Three Generations of Radiologists
My father, Mark Mishkin, MD, was a neuroradiologist before there was a subspecialty credential. He graduated from his residency at the University of Pennsylvania in 1961. After that, his department Chief, Eugene Pendergrass, MD, sent my dad to England to complete a neurology fellowship with James W.D. Bull, MD, FACR, Queens Square Hospital, London. My mother, brother and I trailed along for the year, which makes me a proud graduate of British kindergarten.
Following that year abroad, my father brought neuroradiology back to University of Pennsylvania, and he practiced there until 1978. As youngsters, my brother and I would accompany him on weekends and get rides on the pneumoencephalography machine housed in the department. My dad once told me it was the most expensive radiologic machine in the city, costing $250,000. As a high schooler, I worked in the University of Pennsylvania X-ray film library and accompanied him on occasional emergency angiograms.
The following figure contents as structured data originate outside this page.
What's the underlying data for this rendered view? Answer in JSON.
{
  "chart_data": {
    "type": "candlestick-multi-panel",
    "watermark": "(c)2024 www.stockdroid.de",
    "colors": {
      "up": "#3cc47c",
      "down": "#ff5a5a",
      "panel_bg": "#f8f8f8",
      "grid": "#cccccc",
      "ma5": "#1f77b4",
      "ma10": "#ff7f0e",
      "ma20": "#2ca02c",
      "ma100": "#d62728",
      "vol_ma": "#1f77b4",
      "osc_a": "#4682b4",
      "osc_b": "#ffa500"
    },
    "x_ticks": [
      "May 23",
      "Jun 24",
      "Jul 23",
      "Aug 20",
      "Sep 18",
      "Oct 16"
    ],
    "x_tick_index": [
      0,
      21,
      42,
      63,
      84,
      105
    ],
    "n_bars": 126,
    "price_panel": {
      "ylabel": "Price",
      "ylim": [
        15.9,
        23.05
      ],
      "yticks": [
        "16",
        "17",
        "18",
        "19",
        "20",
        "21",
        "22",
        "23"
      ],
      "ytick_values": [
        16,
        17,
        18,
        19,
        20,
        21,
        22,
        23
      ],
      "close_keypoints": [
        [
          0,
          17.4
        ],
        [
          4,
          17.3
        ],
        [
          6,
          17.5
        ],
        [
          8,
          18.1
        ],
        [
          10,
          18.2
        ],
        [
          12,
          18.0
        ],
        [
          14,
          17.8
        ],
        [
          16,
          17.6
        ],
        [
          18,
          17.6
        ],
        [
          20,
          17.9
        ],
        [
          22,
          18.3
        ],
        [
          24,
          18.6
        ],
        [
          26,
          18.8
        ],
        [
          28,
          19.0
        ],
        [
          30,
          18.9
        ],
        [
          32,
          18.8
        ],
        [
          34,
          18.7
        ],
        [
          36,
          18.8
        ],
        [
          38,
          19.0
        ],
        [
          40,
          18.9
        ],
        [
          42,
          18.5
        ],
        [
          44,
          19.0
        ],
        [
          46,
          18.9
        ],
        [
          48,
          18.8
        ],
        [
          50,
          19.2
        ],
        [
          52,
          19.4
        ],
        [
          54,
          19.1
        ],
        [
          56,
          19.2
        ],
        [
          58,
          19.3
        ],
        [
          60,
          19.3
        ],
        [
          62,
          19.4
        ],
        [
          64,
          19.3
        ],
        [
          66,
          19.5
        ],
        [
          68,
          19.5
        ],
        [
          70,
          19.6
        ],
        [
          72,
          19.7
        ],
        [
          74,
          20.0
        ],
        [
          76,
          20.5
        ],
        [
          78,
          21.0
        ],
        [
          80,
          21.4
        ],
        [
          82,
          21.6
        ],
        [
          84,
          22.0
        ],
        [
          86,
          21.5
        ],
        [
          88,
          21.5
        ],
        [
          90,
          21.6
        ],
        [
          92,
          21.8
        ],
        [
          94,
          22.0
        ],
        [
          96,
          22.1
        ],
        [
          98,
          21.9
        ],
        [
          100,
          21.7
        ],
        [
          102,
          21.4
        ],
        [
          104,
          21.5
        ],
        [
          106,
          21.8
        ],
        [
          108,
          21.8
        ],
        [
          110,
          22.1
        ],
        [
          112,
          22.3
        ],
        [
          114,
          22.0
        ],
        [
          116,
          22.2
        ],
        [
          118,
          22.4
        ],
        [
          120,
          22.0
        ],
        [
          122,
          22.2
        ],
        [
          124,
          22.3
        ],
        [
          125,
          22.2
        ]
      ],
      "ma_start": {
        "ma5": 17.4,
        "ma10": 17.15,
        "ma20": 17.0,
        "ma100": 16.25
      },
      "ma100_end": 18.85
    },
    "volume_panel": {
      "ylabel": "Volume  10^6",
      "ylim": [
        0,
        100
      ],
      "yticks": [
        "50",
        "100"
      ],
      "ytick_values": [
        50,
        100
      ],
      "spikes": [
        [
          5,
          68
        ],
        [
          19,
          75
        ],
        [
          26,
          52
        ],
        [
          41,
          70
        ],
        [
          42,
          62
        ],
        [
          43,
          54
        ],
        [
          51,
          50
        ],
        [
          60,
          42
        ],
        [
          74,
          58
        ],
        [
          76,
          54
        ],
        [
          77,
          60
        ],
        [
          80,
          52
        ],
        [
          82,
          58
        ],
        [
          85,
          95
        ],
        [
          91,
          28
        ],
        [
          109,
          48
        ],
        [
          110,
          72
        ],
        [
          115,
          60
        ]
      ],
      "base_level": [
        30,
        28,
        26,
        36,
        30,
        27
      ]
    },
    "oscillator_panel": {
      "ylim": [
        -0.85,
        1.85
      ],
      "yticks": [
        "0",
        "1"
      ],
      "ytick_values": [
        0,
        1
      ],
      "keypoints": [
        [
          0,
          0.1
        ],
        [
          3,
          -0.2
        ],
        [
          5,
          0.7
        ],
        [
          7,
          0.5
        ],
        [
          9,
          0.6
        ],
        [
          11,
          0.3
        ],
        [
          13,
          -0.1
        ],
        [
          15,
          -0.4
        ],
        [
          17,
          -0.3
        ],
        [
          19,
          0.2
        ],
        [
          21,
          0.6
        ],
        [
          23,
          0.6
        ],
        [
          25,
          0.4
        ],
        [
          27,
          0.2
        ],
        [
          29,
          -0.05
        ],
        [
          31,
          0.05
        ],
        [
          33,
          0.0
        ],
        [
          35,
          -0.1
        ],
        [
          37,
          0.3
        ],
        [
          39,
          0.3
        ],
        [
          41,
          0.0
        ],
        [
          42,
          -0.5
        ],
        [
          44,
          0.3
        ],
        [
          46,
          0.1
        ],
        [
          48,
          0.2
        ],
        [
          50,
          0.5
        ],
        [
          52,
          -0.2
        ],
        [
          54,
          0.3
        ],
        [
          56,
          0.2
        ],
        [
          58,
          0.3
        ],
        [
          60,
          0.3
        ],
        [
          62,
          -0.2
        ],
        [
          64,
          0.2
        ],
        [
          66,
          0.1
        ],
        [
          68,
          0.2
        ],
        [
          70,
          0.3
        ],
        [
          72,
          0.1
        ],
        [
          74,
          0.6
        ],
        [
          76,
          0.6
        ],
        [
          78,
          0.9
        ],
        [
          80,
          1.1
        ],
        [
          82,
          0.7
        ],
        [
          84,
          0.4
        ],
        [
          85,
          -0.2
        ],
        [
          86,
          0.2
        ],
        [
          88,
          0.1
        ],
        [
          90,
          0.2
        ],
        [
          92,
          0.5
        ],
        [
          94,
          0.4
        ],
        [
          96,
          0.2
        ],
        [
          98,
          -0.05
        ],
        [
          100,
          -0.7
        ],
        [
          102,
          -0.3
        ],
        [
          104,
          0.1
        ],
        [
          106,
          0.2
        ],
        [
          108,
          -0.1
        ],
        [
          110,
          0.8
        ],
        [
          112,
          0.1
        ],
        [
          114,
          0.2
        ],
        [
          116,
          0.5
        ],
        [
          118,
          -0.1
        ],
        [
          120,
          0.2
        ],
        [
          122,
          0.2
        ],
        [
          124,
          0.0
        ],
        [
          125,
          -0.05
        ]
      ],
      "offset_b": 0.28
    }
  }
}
I did my first angiogram when I was 15 and almost fainted when the direct carotid Seldinger needle puncture started pulsing blood.
In 1986 I finished my interventional radiology fellowship at the University of Pennsylvania with Section Chief, Gordon McLean, MD. I have practiced as an interventional radiologist in Albany, New York, ever since. Currently I have the extreme pleasure of seeing my son, my father's grandson, begin the first year of his radiology residency at Albany Medical Center — the third generation in the field. My other son will begin his anesthesia residency at Alleghany General Hospital, where Gordon McLean works. I wonder if Gordon will recognize my son's last name if he meets him!